The RAVE bill itself is profoundly overbroad in its sweep. It provides for severe criminal penalties for conduct carried out exclusively by another person. Business owners should be concerned about this bill, especially landlords or property owners. The bill makes landlords, theater owners and operators – indeed, any property owner – criminally and civilly liable for the conduct of other people on their property if that other person uses illegal drugs. The bill would assign liability to anyone who has a relative who uses illegal drugs in their home or on their property.
The bill creates a new crime requiring only a state of mind of “knowingly” for the conduct of those who “open, lease, rent, use or maintain any place, whether permanently or temporarily, for the purpose of manufacturing, distributing, or using any controlled substance.” According to this provision, if a landlord knowingly (the phrase “intentionally” is not included in this new crime) made a lease with someone or knowingly gave someone the right to enter their property, then the property owner could be liable.
This new crime creates an impossible burden for any property owner.
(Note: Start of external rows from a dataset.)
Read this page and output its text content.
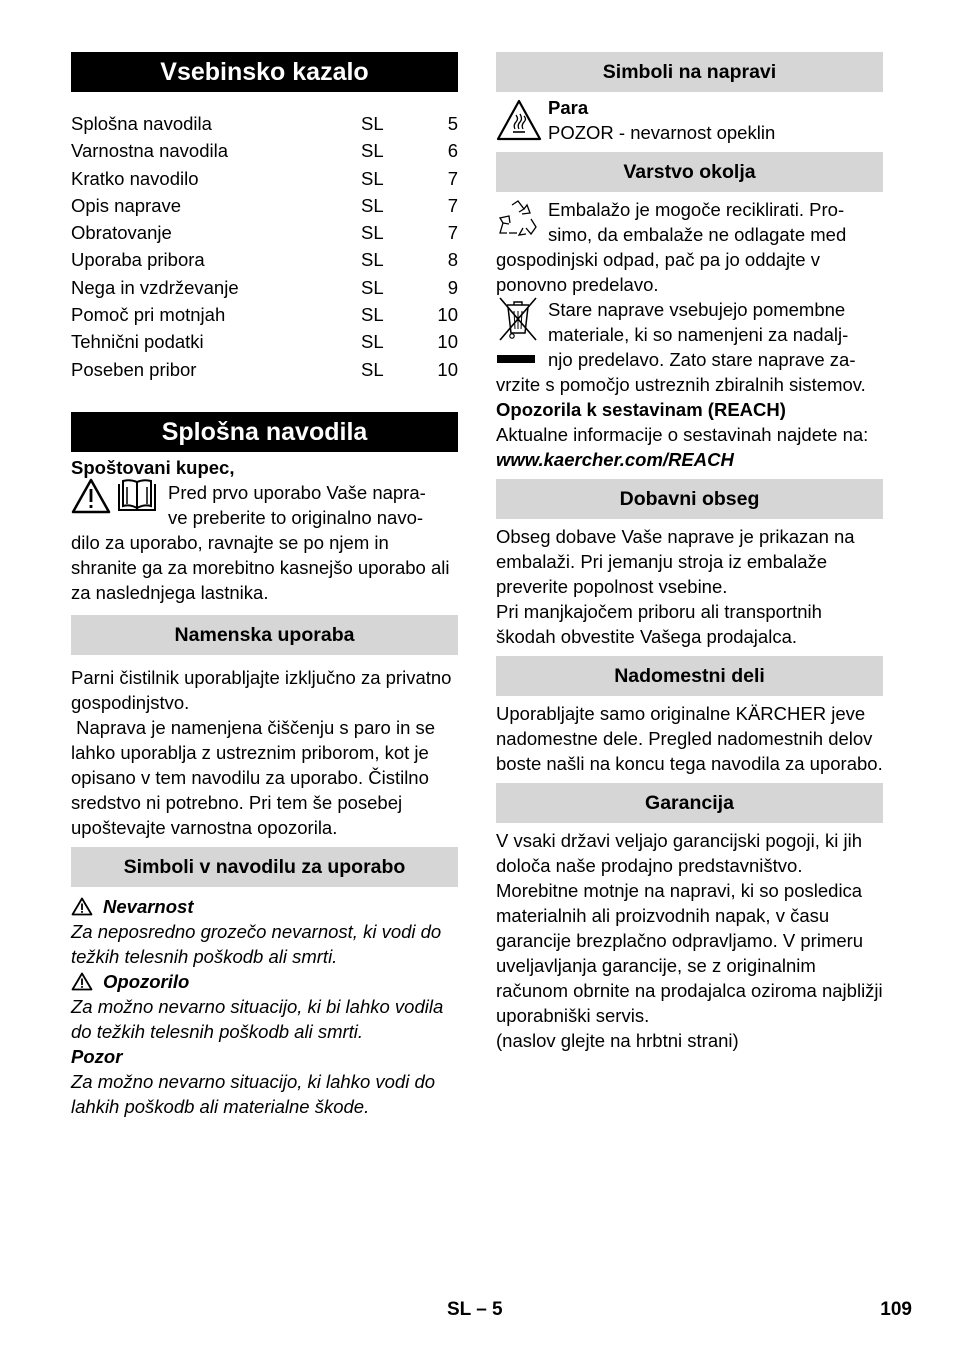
Vsebinsko kazalo
Splošna navodila	SL	5
Varnostna navodila	SL	6
Kratko navodilo	SL	7
Opis naprave	SL	7
Obratovanje	SL	7
Uporaba pribora	SL	8
Nega in vzdrževanje	SL	9
Pomoč pri motnjah	SL	10
Tehnični podatki	SL	10
Poseben pribor	SL	10
Splošna navodila

Spoštovani kupec,

Pred prvo uporabo Vaše napra-

ve preberite to originalno navo-

dilo za uporabo, ravnajte se po njem in shranite ga za morebitno kasnejšo uporabo ali za naslednjega lastnika.

Namenska uporaba

Parni čistilnik uporabljajte izključno za privatno gospodinjstvo.

Naprava je namenjena čiščenju s paro in se lahko uporablja z ustreznim priborom, kot je opisano v tem navodilu za uporabo. Čistilno sredstvo ni potrebno. Pri tem še posebej upoštevajte varnostna opozorila.

Simboli v navodilu za uporabo
Nevarnost

Za neposredno grozečo nevarnost, ki vodi do težkih telesnih poškodb ali smrti.

Opozorilo

Za možno nevarno situacijo, ki bi lahko vodila do težkih telesnih poškodb ali smrti.

Pozor

Za možno nevarno situacijo, ki lahko vodi do lahkih poškodb ali materialne škode.

Simboli na napravi

Para

POZOR - nevarnost opeklin

Varstvo okolja

Embalažo je mogoče reciklirati. Pro-

simo, da embalaže ne odlagate med

gospodinjski odpad, pač pa jo oddajte v ponovno predelavo.

Stare naprave vsebujejo pomembne

materiale, ki so namenjeni za nadalj-

njo predelavo. Zato stare naprave za-

vrzite s pomočjo ustreznih zbiralnih sistemov.

Opozorila k sestavinam (REACH)

Aktualne informacije o sestavinah najdete na:

www.kaercher.com/REACH

Dobavni obseg

Obseg dobave Vaše naprave je prikazan na embalaži. Pri jemanju stroja iz embalaže preverite popolnost vsebine.

Pri manjkajočem priboru ali transportnih škodah obvestite Vašega prodajalca.

Nadomestni deli

Uporabljajte samo originalne KÄRCHER jeve nadomestne dele. Pregled nadomestnih delov boste našli na koncu tega navodila za uporabo.

Garancija

V vsaki državi veljajo garancijski pogoji, ki jih določa naše prodajno predstavništvo. Morebitne motnje na napravi, ki so posledica materialnih ali proizvodnih napak, v času garancije brezplačno odpravljamo. V primeru uveljavljanja garancije, se z originalnim računom obrnite na prodajalca oziroma najbližji uporabniški servis.

(naslov glejte na hrbtni strani)

SL – 5	109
Property owners allow people on their land to visit, establish homes, spend the night, camp, shop, swim, bicycle and listen to music; sometimes people who enter the premises use drugs. Owners can maintain some level of security, but they can never stop most persons who enter from smoking pot or taking illegal pills if those persons desire to do so and sneak the drugs in. Certainly the government cannot expect theaters, campgrounds or homeowners to institute the kind of security that we see at the airports or the border – and people still smuggle in drugs at those locations. Landlords and property managers are not police. And that is the way it should be in a free country.
Considering the ease with which someone could innocently run afoul of this new law, the penalty, of up to 20 years in prison – more than for being a drug trafficker in many instances – seems excessively harsh. The bill also authorizes the government to charge the property owner civilly, using a much lower standard of proof, denying accused property owners the right to trial by jury and obtaining a civil fine of $250,000.
There are very serious collateral penalties that exist with drug offenses like those created by the RAVE Act. These include: criminal forfeiture of property, a presumption against bail and the use of such a conviction as an aggravating factor to authorize the death penalty if, on some future occasion, the accused is charged with homicide. Not only would a person convicted not be able to acquire a firearm, but also, because it is a serious drug offense, the person would face a mandatory 15 years for a gun violation.
We have seen how unexamined drug scares and election-year drug legislation can do more harm than good. Do we really want to repeat that mistake again? Hopefully, the Senate will ignore Biden and not enact a law that we will regret later.